1 Tran-Viet KN et al. Am J Hum Genet. 2013;92(5):820-826.
Dr. Young reports no related financial interests.
Treating All NTG Patients Found to Be Cost-Effective
It is cost-effective to offer pressure-lowering therapy to all patients with normal tension glaucoma (NTG). That’s the conclusion of a study to examine the long-term cost-effectiveness of treating NTG.1
This study builds on the Collaborative NTG study, which addressed the clinical value of treating NTG, said Emmy Y. Li, MD, an author of the paper and a specialist at Hong Kong Eye Hospital. “Despite the modest IOP reduction in response to medications in NTG, and in most cases with dual or triple therapy,” she said that the study highlights that “treatment aiming for a 30 percent reduction from baseline is cost-effective.”

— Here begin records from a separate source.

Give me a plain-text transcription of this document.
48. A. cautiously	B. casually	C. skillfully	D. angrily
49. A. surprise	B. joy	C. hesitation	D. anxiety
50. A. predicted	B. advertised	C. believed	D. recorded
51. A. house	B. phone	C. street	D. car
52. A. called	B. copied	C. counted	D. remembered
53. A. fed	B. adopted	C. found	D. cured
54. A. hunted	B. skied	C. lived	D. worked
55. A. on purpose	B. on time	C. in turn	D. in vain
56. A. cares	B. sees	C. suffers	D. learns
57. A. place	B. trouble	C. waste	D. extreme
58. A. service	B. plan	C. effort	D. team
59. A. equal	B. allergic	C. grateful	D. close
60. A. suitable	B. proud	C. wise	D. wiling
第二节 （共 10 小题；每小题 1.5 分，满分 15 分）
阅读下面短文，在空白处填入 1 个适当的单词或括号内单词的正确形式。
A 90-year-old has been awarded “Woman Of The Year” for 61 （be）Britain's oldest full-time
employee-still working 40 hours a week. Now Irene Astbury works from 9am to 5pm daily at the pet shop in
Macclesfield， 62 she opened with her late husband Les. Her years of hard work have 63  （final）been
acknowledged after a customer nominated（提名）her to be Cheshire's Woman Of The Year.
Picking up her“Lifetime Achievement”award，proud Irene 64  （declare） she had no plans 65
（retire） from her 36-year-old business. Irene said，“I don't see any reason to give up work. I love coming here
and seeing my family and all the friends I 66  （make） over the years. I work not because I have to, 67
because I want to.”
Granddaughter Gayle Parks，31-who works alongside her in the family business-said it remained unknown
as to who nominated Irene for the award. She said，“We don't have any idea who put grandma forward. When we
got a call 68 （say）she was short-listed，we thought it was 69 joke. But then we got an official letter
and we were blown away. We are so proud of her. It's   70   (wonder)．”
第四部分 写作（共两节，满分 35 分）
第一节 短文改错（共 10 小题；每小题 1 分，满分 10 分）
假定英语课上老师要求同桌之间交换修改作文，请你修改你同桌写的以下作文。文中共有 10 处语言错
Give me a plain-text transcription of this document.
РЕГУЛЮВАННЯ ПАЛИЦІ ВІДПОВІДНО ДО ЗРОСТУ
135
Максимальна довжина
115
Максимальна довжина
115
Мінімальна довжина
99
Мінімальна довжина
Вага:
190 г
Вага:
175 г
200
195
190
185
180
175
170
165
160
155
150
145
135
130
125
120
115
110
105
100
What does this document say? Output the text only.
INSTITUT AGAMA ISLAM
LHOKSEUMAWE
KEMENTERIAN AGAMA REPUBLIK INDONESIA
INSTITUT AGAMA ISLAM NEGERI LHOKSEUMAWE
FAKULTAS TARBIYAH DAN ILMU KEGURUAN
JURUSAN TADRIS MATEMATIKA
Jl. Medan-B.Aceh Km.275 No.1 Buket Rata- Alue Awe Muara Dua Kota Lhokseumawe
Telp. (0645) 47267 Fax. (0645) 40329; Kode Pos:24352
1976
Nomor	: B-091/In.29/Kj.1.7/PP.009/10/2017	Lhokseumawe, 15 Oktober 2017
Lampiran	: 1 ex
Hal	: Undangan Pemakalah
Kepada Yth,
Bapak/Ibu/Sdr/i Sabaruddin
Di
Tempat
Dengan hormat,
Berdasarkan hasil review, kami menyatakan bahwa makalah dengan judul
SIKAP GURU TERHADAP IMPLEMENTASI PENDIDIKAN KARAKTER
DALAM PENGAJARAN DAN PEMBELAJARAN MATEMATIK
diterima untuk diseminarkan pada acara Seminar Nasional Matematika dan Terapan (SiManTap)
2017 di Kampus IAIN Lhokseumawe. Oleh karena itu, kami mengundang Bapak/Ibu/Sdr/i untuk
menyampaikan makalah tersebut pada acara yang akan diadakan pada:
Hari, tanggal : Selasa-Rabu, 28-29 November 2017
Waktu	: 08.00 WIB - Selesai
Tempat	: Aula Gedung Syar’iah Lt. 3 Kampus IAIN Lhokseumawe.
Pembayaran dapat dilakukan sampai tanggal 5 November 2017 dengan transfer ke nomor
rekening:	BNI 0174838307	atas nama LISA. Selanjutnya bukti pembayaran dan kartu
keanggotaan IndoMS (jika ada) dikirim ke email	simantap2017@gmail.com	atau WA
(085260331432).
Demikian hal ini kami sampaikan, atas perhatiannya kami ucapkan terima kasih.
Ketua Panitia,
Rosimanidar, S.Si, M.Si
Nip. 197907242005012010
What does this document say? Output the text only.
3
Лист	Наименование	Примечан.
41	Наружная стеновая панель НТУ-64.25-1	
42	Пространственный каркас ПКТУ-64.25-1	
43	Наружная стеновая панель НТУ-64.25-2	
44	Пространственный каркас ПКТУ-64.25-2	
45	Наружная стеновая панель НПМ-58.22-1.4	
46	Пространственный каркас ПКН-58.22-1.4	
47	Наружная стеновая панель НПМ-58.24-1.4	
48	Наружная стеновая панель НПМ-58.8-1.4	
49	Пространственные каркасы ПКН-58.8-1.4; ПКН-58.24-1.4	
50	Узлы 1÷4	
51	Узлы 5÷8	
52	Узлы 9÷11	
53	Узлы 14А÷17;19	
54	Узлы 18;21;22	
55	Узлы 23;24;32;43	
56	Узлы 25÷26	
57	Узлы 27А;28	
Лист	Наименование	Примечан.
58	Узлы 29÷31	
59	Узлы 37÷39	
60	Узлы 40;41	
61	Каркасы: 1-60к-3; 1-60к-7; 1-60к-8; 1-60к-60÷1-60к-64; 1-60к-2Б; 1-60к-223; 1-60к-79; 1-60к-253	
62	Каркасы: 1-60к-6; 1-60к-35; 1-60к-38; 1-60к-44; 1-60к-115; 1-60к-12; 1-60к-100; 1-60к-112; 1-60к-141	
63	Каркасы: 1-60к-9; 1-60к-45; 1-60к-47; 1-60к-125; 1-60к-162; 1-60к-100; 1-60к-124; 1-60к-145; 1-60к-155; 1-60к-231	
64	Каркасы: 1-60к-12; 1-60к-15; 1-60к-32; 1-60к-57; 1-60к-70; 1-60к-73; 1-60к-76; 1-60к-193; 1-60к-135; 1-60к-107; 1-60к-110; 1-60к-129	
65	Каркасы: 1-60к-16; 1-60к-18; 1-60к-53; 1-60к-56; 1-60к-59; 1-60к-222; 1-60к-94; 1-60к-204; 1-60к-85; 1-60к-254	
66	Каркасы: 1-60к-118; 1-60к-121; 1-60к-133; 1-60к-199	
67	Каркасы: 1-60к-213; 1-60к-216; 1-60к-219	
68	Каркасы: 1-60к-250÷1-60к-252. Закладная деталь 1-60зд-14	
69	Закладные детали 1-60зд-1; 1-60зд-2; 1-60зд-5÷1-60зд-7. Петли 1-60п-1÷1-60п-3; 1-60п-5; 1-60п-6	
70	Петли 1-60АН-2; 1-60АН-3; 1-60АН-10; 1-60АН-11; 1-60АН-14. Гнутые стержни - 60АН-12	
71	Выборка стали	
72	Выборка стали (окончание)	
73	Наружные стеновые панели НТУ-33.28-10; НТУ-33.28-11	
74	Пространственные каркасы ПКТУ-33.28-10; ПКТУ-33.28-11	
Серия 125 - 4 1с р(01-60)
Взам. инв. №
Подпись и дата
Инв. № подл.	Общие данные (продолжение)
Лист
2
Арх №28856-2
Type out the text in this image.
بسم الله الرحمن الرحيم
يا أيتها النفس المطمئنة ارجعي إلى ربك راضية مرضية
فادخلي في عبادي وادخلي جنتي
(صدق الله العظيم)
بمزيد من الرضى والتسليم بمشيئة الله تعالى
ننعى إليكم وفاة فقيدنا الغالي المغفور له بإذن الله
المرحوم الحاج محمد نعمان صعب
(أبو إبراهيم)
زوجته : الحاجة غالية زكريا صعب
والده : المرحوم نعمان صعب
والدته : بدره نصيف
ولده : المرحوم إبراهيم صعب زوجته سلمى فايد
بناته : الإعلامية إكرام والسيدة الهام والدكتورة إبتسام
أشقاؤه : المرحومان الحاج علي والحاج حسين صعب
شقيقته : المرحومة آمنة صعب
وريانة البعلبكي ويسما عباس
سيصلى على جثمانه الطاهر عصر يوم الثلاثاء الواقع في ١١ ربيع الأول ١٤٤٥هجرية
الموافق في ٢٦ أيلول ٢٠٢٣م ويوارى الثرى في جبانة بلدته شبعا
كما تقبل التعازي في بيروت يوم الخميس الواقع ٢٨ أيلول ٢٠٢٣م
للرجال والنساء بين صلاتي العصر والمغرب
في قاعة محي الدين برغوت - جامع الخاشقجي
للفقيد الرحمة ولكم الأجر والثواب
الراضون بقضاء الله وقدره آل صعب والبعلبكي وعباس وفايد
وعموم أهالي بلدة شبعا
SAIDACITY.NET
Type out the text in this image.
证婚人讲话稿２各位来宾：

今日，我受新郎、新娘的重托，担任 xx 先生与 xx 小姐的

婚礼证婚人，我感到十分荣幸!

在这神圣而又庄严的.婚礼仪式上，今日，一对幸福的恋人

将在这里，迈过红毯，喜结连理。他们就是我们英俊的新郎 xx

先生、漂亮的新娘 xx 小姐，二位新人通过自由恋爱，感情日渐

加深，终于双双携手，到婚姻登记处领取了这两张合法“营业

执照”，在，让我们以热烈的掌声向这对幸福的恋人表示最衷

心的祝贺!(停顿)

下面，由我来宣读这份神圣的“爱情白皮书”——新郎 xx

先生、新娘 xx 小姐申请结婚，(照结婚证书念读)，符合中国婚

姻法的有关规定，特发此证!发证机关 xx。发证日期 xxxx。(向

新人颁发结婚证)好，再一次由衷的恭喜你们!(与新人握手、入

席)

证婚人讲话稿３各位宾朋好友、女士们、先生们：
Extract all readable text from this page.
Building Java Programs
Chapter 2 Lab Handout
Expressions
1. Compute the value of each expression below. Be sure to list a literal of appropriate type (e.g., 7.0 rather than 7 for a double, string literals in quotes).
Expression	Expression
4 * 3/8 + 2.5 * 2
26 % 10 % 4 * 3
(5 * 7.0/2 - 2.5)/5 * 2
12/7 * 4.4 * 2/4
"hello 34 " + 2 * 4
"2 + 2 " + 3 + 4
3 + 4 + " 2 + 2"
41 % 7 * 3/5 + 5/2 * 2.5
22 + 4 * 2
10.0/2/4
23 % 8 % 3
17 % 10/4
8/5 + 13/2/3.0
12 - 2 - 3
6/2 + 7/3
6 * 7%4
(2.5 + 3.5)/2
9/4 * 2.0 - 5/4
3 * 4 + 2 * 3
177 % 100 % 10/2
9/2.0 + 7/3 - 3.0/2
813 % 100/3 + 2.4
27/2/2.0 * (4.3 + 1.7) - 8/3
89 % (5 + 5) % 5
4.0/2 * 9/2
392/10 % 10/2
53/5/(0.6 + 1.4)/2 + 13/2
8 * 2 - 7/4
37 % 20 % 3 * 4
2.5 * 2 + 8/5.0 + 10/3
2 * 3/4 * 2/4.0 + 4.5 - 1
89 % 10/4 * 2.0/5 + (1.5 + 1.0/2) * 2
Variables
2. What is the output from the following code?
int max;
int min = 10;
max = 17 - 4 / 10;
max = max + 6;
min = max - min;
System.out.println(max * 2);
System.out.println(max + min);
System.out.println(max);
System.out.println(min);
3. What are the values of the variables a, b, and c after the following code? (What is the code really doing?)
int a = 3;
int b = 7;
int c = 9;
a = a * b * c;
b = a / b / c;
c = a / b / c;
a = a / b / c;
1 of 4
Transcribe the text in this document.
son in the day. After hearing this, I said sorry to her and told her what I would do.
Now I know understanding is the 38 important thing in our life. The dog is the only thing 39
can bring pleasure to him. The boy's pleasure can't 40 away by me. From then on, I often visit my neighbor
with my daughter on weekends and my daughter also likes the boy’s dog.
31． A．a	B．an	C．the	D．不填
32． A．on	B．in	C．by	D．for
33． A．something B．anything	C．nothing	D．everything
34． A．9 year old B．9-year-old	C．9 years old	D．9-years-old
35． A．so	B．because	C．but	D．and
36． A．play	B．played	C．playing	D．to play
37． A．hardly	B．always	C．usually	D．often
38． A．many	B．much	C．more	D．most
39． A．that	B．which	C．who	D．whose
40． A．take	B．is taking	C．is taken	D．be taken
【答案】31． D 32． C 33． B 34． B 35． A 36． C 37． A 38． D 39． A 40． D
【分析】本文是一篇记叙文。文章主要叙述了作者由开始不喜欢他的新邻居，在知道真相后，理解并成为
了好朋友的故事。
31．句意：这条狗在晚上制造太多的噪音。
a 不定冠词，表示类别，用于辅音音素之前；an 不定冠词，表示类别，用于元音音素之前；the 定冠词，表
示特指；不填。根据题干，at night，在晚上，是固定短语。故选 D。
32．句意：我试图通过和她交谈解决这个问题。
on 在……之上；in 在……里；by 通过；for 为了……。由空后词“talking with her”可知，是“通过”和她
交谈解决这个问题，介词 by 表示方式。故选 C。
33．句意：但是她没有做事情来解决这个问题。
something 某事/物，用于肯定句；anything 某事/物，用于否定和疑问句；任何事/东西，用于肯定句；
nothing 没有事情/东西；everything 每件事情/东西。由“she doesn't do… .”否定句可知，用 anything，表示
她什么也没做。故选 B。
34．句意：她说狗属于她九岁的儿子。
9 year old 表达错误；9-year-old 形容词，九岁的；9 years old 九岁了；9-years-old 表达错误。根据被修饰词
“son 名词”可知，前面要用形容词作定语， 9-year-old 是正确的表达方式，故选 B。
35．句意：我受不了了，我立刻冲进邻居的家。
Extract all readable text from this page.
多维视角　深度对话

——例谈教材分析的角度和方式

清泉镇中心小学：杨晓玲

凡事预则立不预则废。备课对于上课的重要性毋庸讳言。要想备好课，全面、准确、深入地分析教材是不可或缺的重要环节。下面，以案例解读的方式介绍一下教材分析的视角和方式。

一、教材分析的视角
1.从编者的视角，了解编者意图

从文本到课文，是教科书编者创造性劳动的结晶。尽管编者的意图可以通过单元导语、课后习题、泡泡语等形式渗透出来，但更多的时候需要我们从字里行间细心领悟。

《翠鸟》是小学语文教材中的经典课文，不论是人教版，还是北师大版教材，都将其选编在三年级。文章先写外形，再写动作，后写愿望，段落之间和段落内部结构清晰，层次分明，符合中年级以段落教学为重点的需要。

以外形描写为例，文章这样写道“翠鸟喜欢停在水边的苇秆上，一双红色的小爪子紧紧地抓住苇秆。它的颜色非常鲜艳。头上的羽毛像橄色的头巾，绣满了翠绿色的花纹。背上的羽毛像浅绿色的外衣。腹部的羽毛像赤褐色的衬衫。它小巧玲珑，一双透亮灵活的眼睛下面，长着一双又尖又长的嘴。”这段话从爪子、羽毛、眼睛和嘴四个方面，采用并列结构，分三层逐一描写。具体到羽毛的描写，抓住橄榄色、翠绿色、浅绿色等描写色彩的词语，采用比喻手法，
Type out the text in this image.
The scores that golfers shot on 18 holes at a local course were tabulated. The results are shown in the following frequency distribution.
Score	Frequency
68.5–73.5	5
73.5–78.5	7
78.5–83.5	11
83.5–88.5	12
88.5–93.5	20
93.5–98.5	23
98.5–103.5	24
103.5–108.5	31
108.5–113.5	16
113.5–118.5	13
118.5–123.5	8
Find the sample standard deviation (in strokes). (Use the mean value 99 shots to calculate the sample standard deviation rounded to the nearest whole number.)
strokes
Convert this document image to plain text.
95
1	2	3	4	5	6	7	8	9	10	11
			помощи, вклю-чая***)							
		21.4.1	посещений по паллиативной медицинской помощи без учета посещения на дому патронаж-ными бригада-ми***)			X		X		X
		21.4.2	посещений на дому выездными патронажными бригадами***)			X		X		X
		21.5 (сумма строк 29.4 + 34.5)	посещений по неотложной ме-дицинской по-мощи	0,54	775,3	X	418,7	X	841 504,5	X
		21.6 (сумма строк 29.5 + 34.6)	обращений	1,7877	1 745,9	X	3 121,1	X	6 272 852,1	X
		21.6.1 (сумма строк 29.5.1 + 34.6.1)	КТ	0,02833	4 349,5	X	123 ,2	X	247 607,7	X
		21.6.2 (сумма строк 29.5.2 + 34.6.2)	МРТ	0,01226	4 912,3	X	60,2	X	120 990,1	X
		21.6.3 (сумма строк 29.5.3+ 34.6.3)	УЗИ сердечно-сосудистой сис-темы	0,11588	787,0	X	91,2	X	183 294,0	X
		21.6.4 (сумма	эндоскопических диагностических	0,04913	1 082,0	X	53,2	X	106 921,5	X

Using a decision-analytic health model, the researchers assessed the incremental cost-effectiveness ratio of offering treatment versus observation for NTG patients over a 10-year period. Cost (in 2008 U.S. dollars) included consultations, diagnostic tests, medication, and procedures.
The researchers found that the cost of treating all NTG patients over 10 years was $34,225 per quality-adjusted life year (QALY), a measure of patients’ perceived quality of life associated with a particular health state. Cost-effectiveness would improve to less than $27,000/QALY, if treating only patients with risk factors for progression. What’s more, results were sensitive to the cost of medications, so cost-effectiveness could
be even greater with generic substitutes.
The conclusion was based on a World Health Organization determination that an intervention is cost-effective when the cost per disability-adjusted life year is less than the country’s per capita gross national product (GNP). “With the U.S. 2008 GNP per capita being $47,580, the treatment of NTG at $34,225 per QALY is considered cost-effective,” Dr. Li said.
1 Li EY et al. IOVS. 2013;54(5):3394-3399.
Dr. Li reports no related financial interests.